21 Kasım 2011 Pazartesi

muhtemel, muhakkak...


"Henüz ona dair hiçbir şey bilmediğimi, bütün hükümlerimin tasavvur ve hayallerime dayandığını biliyordum. Bununla beraber, asla aldanmadığıma dair sarsılmaz kanaatim vardı.Hayatım müddetince hep onu aramış, onu beklemiştim. Bütün dikkatimi, bütün varlığını bir noktaya biriktirerek her tarafta bu insanı araştıran, her rast geldiğini bu bakımdan tetkik ede ede adeta marazi bir meleke ve hassasiyet kesp eden hislerimin yanılmasına imkan var mıydı? Bu hisler şimdiye kadar asla hata etmemişlerdi...." (Kürk Mantolu Madonna)


Tekrar okurken bu satırları, derin bir uykunun pamuk kollarına düşmüştü önce gözleri sonra düşleri... Tüm bu cümleler uzak iklimlerin, denizin, mavi mürekkebin doldurduğu bir kalemin çoktan koparılıp el altında saklanan sayfasına yazılarak hem gecesinde hem gündüzünde karşısına çıkıyordu... Sedyesiz bir kalp çarpıntısı cümlelerin orta yerine serilmiş, gözlerin uzaklara dalması ile kendini çoktan kaybettiriyordu! Bildiği tüm kelimeleri yan yana getirerek oluşturduğu kalkanı bile delip geçiyordu, o kocaman tasavvur...

Nereden çıktığı bilinmeyen bir yağmura yakalanmak gibi ya da kuvvetli bir tesadüfün ense köküne indirdiği kocaman bir şamar gibi hissetti tüm olanları... Benzetmek isterken tüm yaşadıklarını her hangi bir zamana ya da olaya, düşünüp gülümsedi benzemiyordu olan hiç bir şey ne güneşe ne de aya!

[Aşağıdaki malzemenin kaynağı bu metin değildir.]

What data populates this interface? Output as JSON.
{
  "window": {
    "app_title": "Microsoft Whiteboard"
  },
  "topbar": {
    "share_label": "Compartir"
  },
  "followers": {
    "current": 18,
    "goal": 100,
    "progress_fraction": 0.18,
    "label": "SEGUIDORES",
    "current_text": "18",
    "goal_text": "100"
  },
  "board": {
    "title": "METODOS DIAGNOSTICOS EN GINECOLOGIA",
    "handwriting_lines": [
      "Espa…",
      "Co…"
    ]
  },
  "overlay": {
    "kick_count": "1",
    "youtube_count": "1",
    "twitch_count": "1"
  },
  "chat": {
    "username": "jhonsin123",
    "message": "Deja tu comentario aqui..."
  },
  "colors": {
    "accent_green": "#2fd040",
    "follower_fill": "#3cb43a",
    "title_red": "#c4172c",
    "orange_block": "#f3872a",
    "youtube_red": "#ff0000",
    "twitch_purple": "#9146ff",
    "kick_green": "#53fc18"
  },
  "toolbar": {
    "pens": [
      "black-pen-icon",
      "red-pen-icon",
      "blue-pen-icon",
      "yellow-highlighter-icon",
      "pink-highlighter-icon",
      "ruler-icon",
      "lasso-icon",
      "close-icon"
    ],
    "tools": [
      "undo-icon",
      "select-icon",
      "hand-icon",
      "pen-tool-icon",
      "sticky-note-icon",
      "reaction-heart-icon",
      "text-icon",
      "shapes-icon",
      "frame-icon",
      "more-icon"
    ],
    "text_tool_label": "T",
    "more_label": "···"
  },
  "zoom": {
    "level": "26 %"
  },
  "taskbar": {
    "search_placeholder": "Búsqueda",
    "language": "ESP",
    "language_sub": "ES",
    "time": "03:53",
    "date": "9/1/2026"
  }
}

Varsıl bir kelime tüccarı gibi alıp satıyordu tüm cümlelerini, güneşin battığı noktada ve bir ay ışığının sonsuz beyazlığında kendisini mahmur bir sarhoşluğun kollarında dizginliyordu! Gözleri dalıp giderken herhangi bir odanın dingin bir köşesine, kocaman bir heyecan kasırgası söz gelimi bir rahatlığı yatağından ediyordu... Üşüyünce üzerine alacağı o beyaz kağıdı, daha sıkı olsun diye boydan boya "zırvaları" ile donatmış, "varsın olsun" denen her saniyeyi parmak hesabı ile sayıyordu!

Saat ilerleyince çıkarıp yokladı köstekli kalbini iç cebinden ve bu yoğun tiktaklar da neyin nesi diye keskin bir bakış fırlattı emektarına, hani biraz endişeyle gülümseme arası, bir cümle yarısı, beklemenin sarısı ve olmaz olası samimi bir solukla... Bir zımpara ağzı gibi dudakları, umudun dişlilerinden çıkmış kocaman cümlelerin keskin uçlarını yontuyor rengi, dokusu, kokusu, tadı belli bir masanın orta yerinde servis ediyordu!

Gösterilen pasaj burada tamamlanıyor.